When a Jew became Turkey’s representative at the Eurovision song contest, “some journalists were surprised and it caused a stir in Turkey about whether a Jew can represent Turkey.

Prof. Efraim Inbar, director of BESA, said that Israel-bashing is a tool the regime uses to gain “popularity in the Muslim world.”

Israel’s apology to Turkey over the Mavi Marmara incident was an attempt by Israel to improve relations, but “of course the apology did not meet all the demands of Turkey – it did not work,” he said.

“Like the rest of the Arab world, they [Turkey] smelled the weakness of Obama,” so they were not going to listen to him and apologize quickly to Israel. In fact, “Erdogan slapped Obama in public by telling him, while standing next to him, that he would go to Gaza.”

“I am a realpolitik kind of guy,” said Inbar, adding that showing weakness in this region is not wise.
Inbar went on to state that he said all along that it was a mistake to apologize, and a new BESA poll found that 71 percent of the Israeli public agrees that Israel should not have apologized.

“Israelis have common sense that doesn’t exist in some ministries in Jerusalem,” he quipped.

Inbar predicted that Turkey- Israel relations would continue to be poor, and that the idea that Israel would cooperate with Turkey by building a pipeline through the country to export its gas to Europe “is a pipe dream, and it does not make any strategic sense to strengthen Turkey at this stage.”

Harold Rhode, a senior fellow at the New-York-based Gatestone Institute and a former adviser at the Pentagon, said that the real issue is that “Islam is provoking the West” and not vice versa.

The US ignored Japan during World War II and then suddenly was attacked at Pearl Harbor, leading to an instant and dramatic change in US public opinion toward the war. Similarly, said Rhode, something could happen that “would fill the West with enormous rage.”

Of course, there are moderate voices in the Islamic world, but these people fear expressing themselves, he said.

Rhode said that his many years of experience in the Pentagon and traveling throughout the Islamic world showed him that the idea of compromising is foreign to the Middle East, as it is a Western conception.

In the Islamic world, it is shameful to compromise, he asserted.

Taner Aydin, the bureau chief in Israel of the Anadolu Agency, the official government news agency in Turkey, tried to put a positive spin on AKP rule, stating that the party brought economic stability to the country, successfully getting through the worldwide economic crisis.

He defended the government’s crackdown on protesters, stating that “no democracy would allow that.”

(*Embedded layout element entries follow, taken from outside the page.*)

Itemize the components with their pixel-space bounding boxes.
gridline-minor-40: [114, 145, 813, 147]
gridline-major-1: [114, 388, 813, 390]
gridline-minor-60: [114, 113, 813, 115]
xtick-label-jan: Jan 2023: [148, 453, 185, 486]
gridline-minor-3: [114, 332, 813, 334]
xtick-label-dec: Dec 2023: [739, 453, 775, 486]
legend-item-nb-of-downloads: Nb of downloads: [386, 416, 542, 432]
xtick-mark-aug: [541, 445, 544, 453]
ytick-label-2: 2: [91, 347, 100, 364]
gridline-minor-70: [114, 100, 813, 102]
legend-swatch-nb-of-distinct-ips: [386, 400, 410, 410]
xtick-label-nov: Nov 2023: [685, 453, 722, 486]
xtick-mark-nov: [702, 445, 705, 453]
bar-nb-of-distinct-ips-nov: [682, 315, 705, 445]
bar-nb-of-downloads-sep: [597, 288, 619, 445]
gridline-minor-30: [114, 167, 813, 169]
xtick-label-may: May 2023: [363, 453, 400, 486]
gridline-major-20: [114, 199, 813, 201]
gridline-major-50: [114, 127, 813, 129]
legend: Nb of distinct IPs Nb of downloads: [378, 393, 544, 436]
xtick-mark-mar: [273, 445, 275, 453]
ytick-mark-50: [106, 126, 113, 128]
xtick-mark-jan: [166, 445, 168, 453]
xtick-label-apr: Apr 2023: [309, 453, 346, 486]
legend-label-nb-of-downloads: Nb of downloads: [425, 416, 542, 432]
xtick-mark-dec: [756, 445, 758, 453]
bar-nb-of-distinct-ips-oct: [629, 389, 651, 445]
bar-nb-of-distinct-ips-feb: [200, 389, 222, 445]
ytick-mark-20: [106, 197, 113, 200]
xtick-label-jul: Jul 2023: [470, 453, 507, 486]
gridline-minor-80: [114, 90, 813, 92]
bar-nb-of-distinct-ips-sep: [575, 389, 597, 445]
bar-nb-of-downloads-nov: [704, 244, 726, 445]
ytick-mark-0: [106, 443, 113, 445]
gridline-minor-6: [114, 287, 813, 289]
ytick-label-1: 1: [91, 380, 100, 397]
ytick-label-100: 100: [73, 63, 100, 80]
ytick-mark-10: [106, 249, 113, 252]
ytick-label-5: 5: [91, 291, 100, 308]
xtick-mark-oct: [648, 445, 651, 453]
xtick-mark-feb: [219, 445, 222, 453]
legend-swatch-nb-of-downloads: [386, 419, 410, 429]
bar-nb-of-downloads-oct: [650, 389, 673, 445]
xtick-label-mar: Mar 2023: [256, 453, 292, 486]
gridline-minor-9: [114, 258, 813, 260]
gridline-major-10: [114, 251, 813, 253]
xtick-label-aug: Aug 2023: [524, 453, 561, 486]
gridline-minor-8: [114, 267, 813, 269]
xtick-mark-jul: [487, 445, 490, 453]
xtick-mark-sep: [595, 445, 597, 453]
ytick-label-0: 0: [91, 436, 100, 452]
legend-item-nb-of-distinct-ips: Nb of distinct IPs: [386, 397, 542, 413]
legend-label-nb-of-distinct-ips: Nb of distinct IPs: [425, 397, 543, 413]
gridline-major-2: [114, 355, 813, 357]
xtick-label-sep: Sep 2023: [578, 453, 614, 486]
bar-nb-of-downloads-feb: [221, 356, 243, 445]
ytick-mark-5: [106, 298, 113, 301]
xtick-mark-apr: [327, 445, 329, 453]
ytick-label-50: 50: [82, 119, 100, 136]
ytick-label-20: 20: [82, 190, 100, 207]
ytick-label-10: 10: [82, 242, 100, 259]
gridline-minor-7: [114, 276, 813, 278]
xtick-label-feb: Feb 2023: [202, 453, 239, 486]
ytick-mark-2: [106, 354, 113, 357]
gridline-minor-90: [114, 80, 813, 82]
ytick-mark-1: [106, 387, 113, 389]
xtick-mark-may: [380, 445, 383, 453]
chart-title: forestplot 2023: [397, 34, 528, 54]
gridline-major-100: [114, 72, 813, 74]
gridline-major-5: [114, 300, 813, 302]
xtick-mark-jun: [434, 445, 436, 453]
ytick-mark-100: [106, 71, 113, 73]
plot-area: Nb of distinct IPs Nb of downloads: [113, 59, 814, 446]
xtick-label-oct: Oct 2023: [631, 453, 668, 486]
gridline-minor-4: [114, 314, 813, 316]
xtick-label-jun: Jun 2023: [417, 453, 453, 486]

In Israel, he said, “when Palestinians throw stones, the police act. The same is true in Turkey.”

On the jailing of journalists, he claimed that “no one in Turkey is in jail because of their writing against the government.”

Those who have been arrested were involved with the terrorist PKK organization, he said.

He countered that the country was being Islamized, stating that the new alcohol restrictions did not ban the substance but simply limited its sale after certain hours, which is similar, he emphasized, to the laws of other European countries which limit the sale of alcohol to certain times of day.

Metin Heper, a Turkish professor from Bilkent University in Ankara, stated that it is difficult to make judgments about Turkish anti-Semitism without seeing concrete data.

He noted that the periphery came to the center and now plays an important role in Turkish politics.

Responding to a comment that Turkey is in a mess, he responded that this was an exaggeration.